For this reason, the search at Colony Glacier has become a race against time. Every bit of extra melting from the warming climate has probably permitted workers to recover more human remains, says Hood—“before they get dumped into the lake.”
It could be part of the reason why Airman Third Class Kimball finally turned up when he did.
How the final bodies were identified
Kimball, a steward who had looked after the safety of passengers on the doomed plane, had grown up in Taos, New Mexico, on the edge of an arid, sagebrush-dotted valley where the Rio Grande flowed through a narrow gorge. He was adopted. And at age 21, he had no wife or children, so there were no samples from blood relatives that would allow him to be identified through DNA.
The team knew they might well find fragments of Kimball’s bones on the glacier, but without an identifiable body part remarkably preserved, they would never know it was him.
Now, the frozen hand provided an unexpected clue.
Colon’s hands trembled as he photographed it. After he, Ragland, and their fellow searchers retired to their hotel rooms that July evening in Anchorage, Colon received a call: the FBI confirmed that the fingerprints were Kimball’s. “It was actually pretty exciting,” he says—and a bit emotional. “That night I just couldn’t go to sleep.”

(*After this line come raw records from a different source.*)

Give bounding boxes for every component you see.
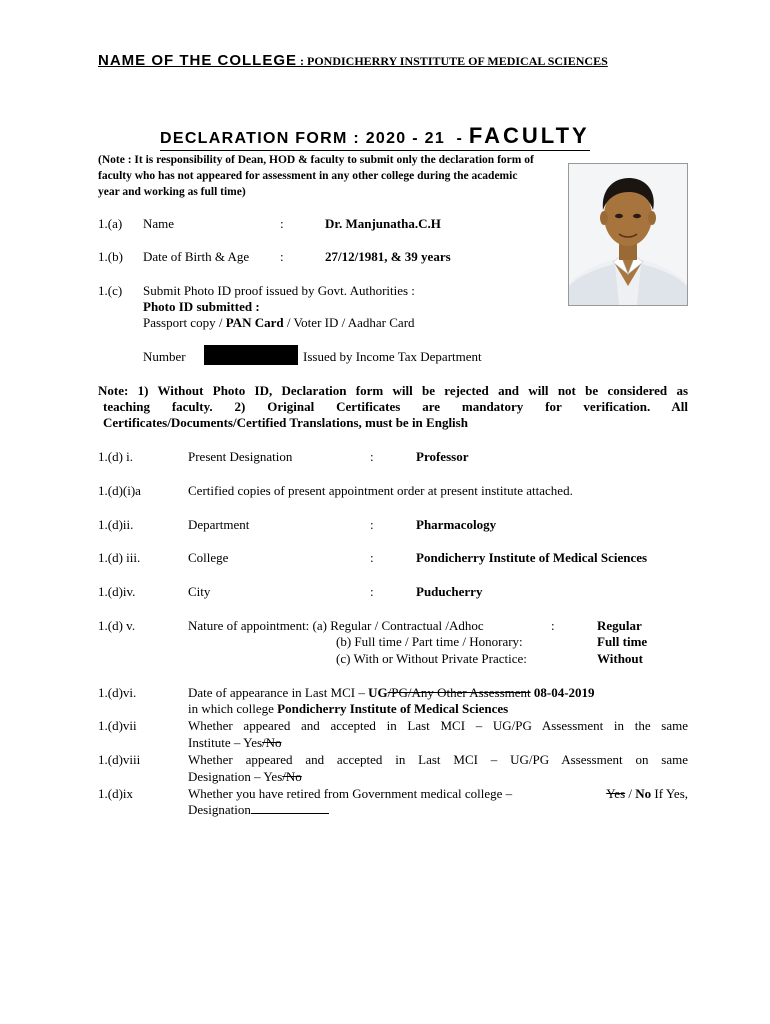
retired-post: If Yes, (651, 786, 688, 801)
appointment-value-b: Full time (597, 634, 648, 649)
same-inst-no: /No (262, 735, 282, 750)
field-num-1d-ii: 1.(d)ii. (98, 517, 134, 532)
city-value: Puducherry (416, 584, 483, 599)
retired-designation-label: Designation (188, 802, 251, 817)
college-colon: : (370, 550, 374, 565)
faculty-photo (568, 163, 688, 306)
last-mci-line1 (188, 685, 595, 701)
retired-answer (606, 786, 688, 802)
field-num-1d-v: 1.(d) v. (98, 618, 136, 633)
photo-id-pan: PAN Card (225, 315, 284, 330)
note-top: (Note : It is responsibility of Dean, HOD & faculty to submit only the declaration form of faculty who has not appeared for assessment in any other college during the academic year and working as full time) (98, 154, 534, 198)
name-label: Name (143, 216, 175, 231)
field-num-1b: 1.(b) (98, 249, 123, 264)
city-colon: : (370, 584, 374, 599)
declaration-title: DECLARATION FORM : 2020 - 21 - (160, 130, 469, 147)
field-num-1c: 1.(c) (98, 283, 123, 298)
note2-line2: teaching faculty. 2) Original Certificates are mandatory for verification. All (103, 399, 688, 414)
field-num-1d-iv: 1.(d)iv. (98, 584, 136, 599)
retired-slash: / (625, 786, 636, 801)
college-header-sep: : (297, 54, 307, 68)
last-mci-ug: UG (368, 685, 388, 700)
department-value: Pharmacology (416, 517, 497, 532)
designation-colon: : (370, 449, 374, 464)
photo-id-submitted: Photo ID submitted : (143, 299, 260, 314)
designation-label: Present Designation (188, 449, 293, 464)
field-num-1d-ia: 1.(d)(i)a (98, 483, 141, 498)
photo-id-instruction: Submit Photo ID proof issued by Govt. Authorities : (143, 283, 415, 298)
last-mci-line2 (188, 701, 508, 717)
photo-id-passport: Passport copy / (143, 315, 226, 330)
field-num-1d-i: 1.(d) i. (98, 449, 134, 464)
note2-line3: Certificates/Documents/Certified Translations, must be in English (103, 415, 468, 430)
retired-line1 (188, 786, 688, 802)
field-num-1d-viii: 1.(d)viii (98, 752, 141, 767)
retired-no: No (635, 786, 652, 801)
same-desig-line1: Whether appeared and accepted in Last MCI – UG/PG Assessment on same (188, 752, 688, 767)
last-mci-date: 08-04-2019 (530, 685, 595, 700)
college-header-name: PONDICHERRY INSTITUTE OF MEDICAL SCIENCES (307, 54, 608, 68)
dob-label: Date of Birth & Age (143, 249, 250, 264)
same-desig-line2 (188, 769, 302, 785)
appointment-colon: : (551, 618, 555, 633)
same-inst-yes: Institute – Yes (188, 735, 263, 750)
last-mci-college-pre: in which college (188, 701, 278, 716)
department-colon: : (370, 517, 374, 532)
department-label: Department (188, 517, 250, 532)
dob-colon: : (280, 249, 284, 264)
same-inst-line2 (188, 735, 282, 751)
dob-value: 27/12/1981, & 39 years (325, 249, 451, 264)
field-num-1d-ix: 1.(d)ix (98, 786, 134, 801)
city-label: City (188, 584, 211, 599)
designation-value: Professor (416, 449, 469, 464)
id-issued-by: Issued by Income Tax Department (303, 349, 482, 364)
retired-pre: Whether you have retired from Government medical college – (188, 786, 516, 801)
appointment-value-c: Without (597, 651, 643, 666)
college-header (98, 52, 608, 69)
field-num-1d-iii: 1.(d) iii. (98, 550, 141, 565)
retired-line2 (188, 802, 329, 818)
retired-designation-blank[interactable] (251, 802, 329, 814)
last-mci-struck: /PG/Any Other Assessment (387, 685, 531, 700)
photo-id-types (143, 315, 415, 331)
faculty-title: FACULTY (468, 123, 590, 148)
appointment-label-a: Nature of appointment: (a) Regular / Contractual /Adhoc (188, 618, 484, 633)
retired-yes: Yes (606, 786, 626, 801)
college-header-label: NAME OF THE COLLEGE (98, 52, 297, 69)
college-value: Pondicherry Institute of Medical Sciences (416, 550, 648, 565)
field-num-1d-vi: 1.(d)vi. (98, 685, 137, 700)
field-num-1a: 1.(a) (98, 216, 123, 231)
same-desig-no: /No (282, 769, 302, 784)
form-title (160, 123, 590, 151)
appointment-label-b: (b) Full time / Part time / Honorary: (336, 634, 523, 649)
field-num-1d-vii: 1.(d)vii (98, 718, 137, 733)
appointment-value-a: Regular (597, 618, 642, 633)
college-label: College (188, 550, 229, 565)
id-number-label: Number (143, 349, 186, 364)
person-photo-icon (569, 164, 687, 305)
same-desig-yes: Designation – Yes (188, 769, 283, 784)
name-value: Dr. Manjunatha.C.H (325, 216, 441, 231)
photo-id-others: / Voter ID / Aadhar Card (283, 315, 415, 330)
id-number-redacted (204, 345, 298, 365)
same-inst-line1: Whether appeared and accepted in Last MCI – UG/PG Assessment in the same (188, 718, 688, 733)
last-mci-pre: Date of appearance in Last MCI – (188, 685, 369, 700)
note2-line1: Note: 1) Without Photo ID, Declaration form will be rejected and will not be considered as (98, 383, 688, 398)
name-colon: : (280, 216, 284, 231)
appointment-order-text: Certified copies of present appointment order at present institute attached. (188, 483, 573, 498)
appointment-label-c: (c) With or Without Private Practice: (336, 651, 527, 666)
last-mci-college: Pondicherry Institute of Medical Sciences (277, 701, 509, 716)
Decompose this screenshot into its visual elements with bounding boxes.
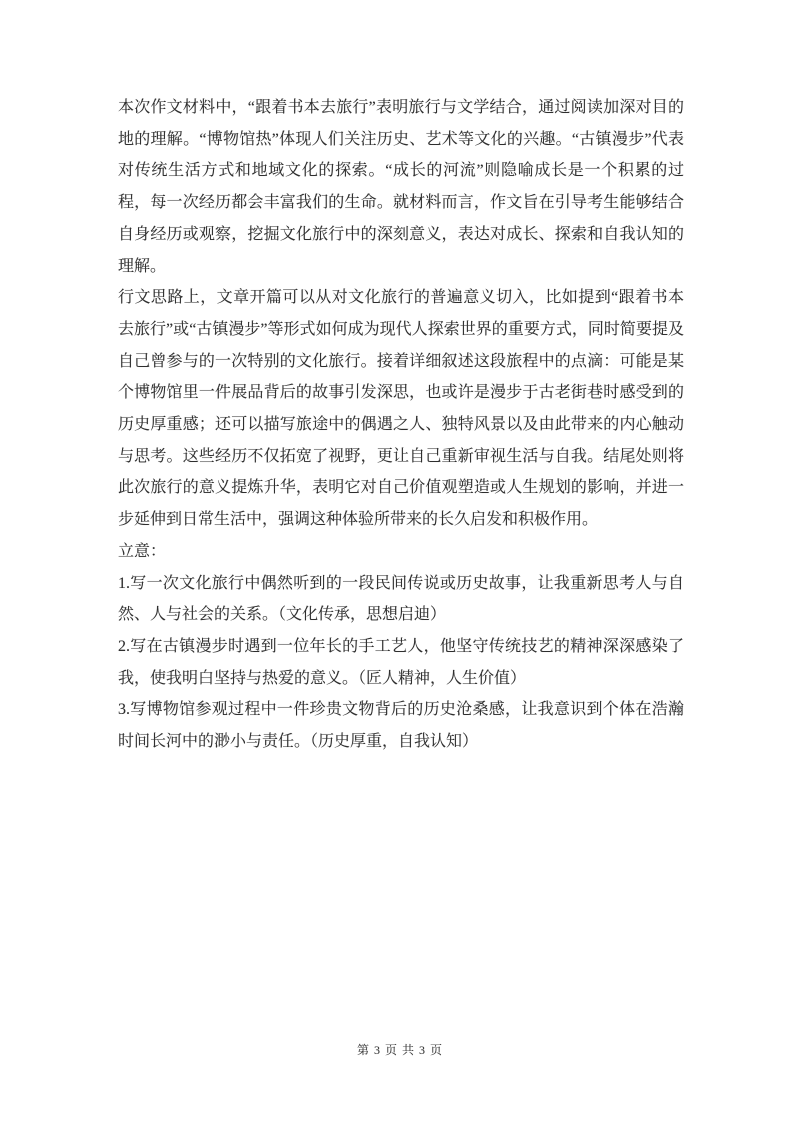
liyi-heading: 立意： (118, 542, 167, 560)
point-3: 3.写博物馆参观过程中一件珍贵文物背后的历史沧桑感，让我意识到个体在浩瀚时间长河中的渺小与责任。（历史厚重，自我认知） (118, 701, 684, 751)
point-2: 2.写在古镇漫步时遇到一位年长的手工艺人，他坚守传统技艺的精神深深感染了我，使我明白坚持与热爱的意义。（匠人精神，人生价值） (118, 637, 684, 687)
text-block (118, 92, 684, 758)
paragraph-writing-outline: 行文思路上，文章开篇可以从对文化旅行的普遍意义切入，比如提到“跟着书本去旅行”或“古镇漫步”等形式如何成为现代人探索世界的重要方式，同时简要提及自己曾参与的一次特别的文化旅行。接着详细叙述这段旅程中的点滴：可能是某个博物馆里一件展品背后的故事引发深思，也或许是漫步于古老街巷时感受到的历史厚重感；还可以描写旅途中的偶遇之人、独特风景以及由此带来的内心触动与思考。这些经历不仅拓宽了视野，更让自己重新审视生活与自我。结尾处则将此次旅行的意义提炼升华，表明它对自己价值观塑造或人生规划的影响，并进一步延伸到日常生活中，强调这种体验所带来的长久启发和积极作用。 (118, 289, 684, 529)
page-footer (0, 1041, 800, 1058)
paragraph-material-analysis: 本次作文材料中，“跟着书本去旅行”表明旅行与文学结合，通过阅读加深对目的地的理解。“博物馆热”体现人们关注历史、艺术等文化的兴趣。“古镇漫步”代表对传统生活方式和地域文化的探索。“成长的河流”则隐喻成长是一个积累的过程，每一次经历都会丰富我们的生命。就材料而言，作文旨在引导考生能够结合自身经历或观察，挖掘文化旅行中的深刻意义，表达对成长、探索和自我认知的理解。 (118, 99, 684, 275)
page-indicator: 第 3 页 共 3 页 (356, 1043, 443, 1057)
point-1: 1.写一次文化旅行中偶然听到的一段民间传说或历史故事，让我重新思考人与自然、人与社会的关系。（文化传承，思想启迪） (118, 574, 684, 624)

In the months since that July 2025 visit to Colony Glacier, the hundreds of new bone fragments that were found have undergone DNA testing, so each piece can be assigned to the correct person. That testing revealed some other big surprises. It showed that some of the newly found fragments belong to the final two servicemen who hadn’t been identified—Captain Jerome Goebel and Airman Second Class Dan McMann. All 52 service members were finally accounted for.

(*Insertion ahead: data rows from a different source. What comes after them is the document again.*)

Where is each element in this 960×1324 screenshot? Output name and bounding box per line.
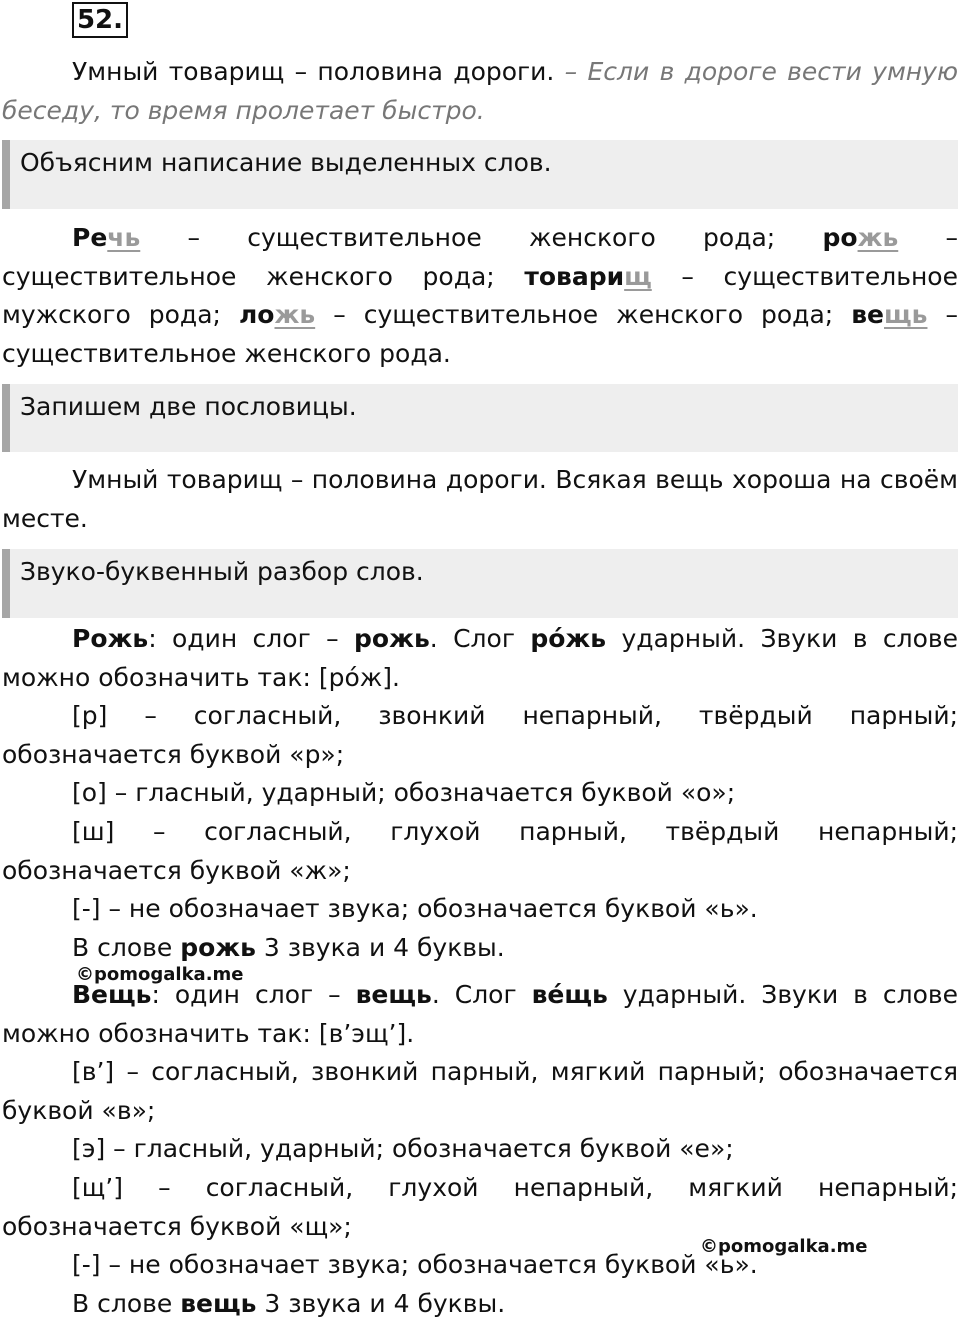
explain-paragraph: Речь – существительное женского рода; рожь – существительное женского рода; товарищ – существительное мужского рода; ложь – существительное женского рода; вещь – существительное женского рода. — [2, 223, 959, 368]
rozh-summary: В слове рожь 3 звука и 4 буквы. — [72, 933, 505, 962]
veshch-sound-e: [э] – гласный, ударный; обозначается буквой «е»; — [72, 1134, 734, 1163]
word-rozh: рожь — [822, 223, 899, 252]
word-veshch: вещь — [851, 300, 928, 330]
rozh-sound-r: [р] – согласный, звонкий непарный, твёрдый парный; обозначается буквой «р»; — [2, 701, 958, 769]
proverb-text: Умный товарищ – половина дороги. — [72, 57, 555, 86]
rozh-sound-sh: [ш] – согласный, глухой парный, твёрдый непарный; обозначается буквой «ж»; — [2, 817, 958, 885]
watermark-2: ©pomogalka.me — [700, 1236, 868, 1257]
word-tovarishch: товарищ — [524, 261, 652, 291]
task-number: 52. — [72, 2, 128, 38]
veshch-sound-v: [в’] – согласный, звонкий парный, мягкий парный; обозначается буквой «в»; — [2, 1057, 958, 1125]
section-header-analysis: Звуко-буквенный разбор слов. — [2, 549, 958, 618]
veshch-intro: Вещь: один слог – вещь. Слог ве́щь ударный. Звуки в слове можно обозначить так: [в’эщ’]. — [2, 980, 958, 1048]
rozh-intro: Рожь: один слог – рожь. Слог ро́жь ударный. Звуки в слове можно обозначить так: [ро́ж]. — [2, 624, 958, 692]
word-rech: Речь — [72, 223, 141, 252]
veshch-sound-shch: [щ’] – согласный, глухой непарный, мягкий непарный; обозначается буквой «щ»; — [2, 1173, 958, 1241]
veshch-summary: В слове вещь 3 звука и 4 буквы. — [72, 1289, 506, 1318]
proverbs-paragraph: Умный товарищ – половина дороги. Всякая вещь хороша на своём месте. — [2, 465, 958, 533]
section-header-write: Запишем две пословицы. — [2, 384, 958, 452]
rozh-sound-soft-sign: [-] – не обозначает звука; обозначается буквой «ь». — [72, 894, 758, 923]
veshch-sound-soft-sign: [-] – не обозначает звука; обозначается буквой «ь». — [72, 1250, 758, 1279]
rozh-sound-o: [о] – гласный, ударный; обозначается буквой «о»; — [72, 778, 736, 807]
word-lozh: ложь — [238, 300, 316, 330]
watermark-1: ©pomogalka.me — [76, 964, 244, 985]
proverb-paragraph — [2, 53, 958, 130]
proverb-comment: – Если в дороге вести умную беседу, то время пролетает быстро. — [2, 57, 958, 125]
section-header-explain: Объясним написание выделенных слов. — [2, 140, 958, 209]
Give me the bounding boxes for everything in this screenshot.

The Air Force announced that milestone on January 7. Reaching it was “the privilege of a lifetime,” says Ragland, who admits, “we didn’t think we were going to find them all,” because conditions on the glacier were so difficult.
The recent DNA tests also showed that some of the remains collected as far back as 2015 actually belonged to Kimball; their DNA matched the newly discovered hand.
Finding Kimball’s hand and identifying his fingerprints were strokes of luck, which depended on factors beyond the control of any search team. Glacial melt unfolds in a chaotic and unpredictable manner.
A single hot summer can suddenly bring an object that was buried under 20 feet of ice to the surface. By pure chance, the object can even end up sitting in plain sight, atop a frozen pedestal. That’s how Kimball’s hand emerged, and it still amazes Ragland.
“The glacier decides to return what she wants to return, when she wants to return it,” she says. “It was time for us to find Kimball.”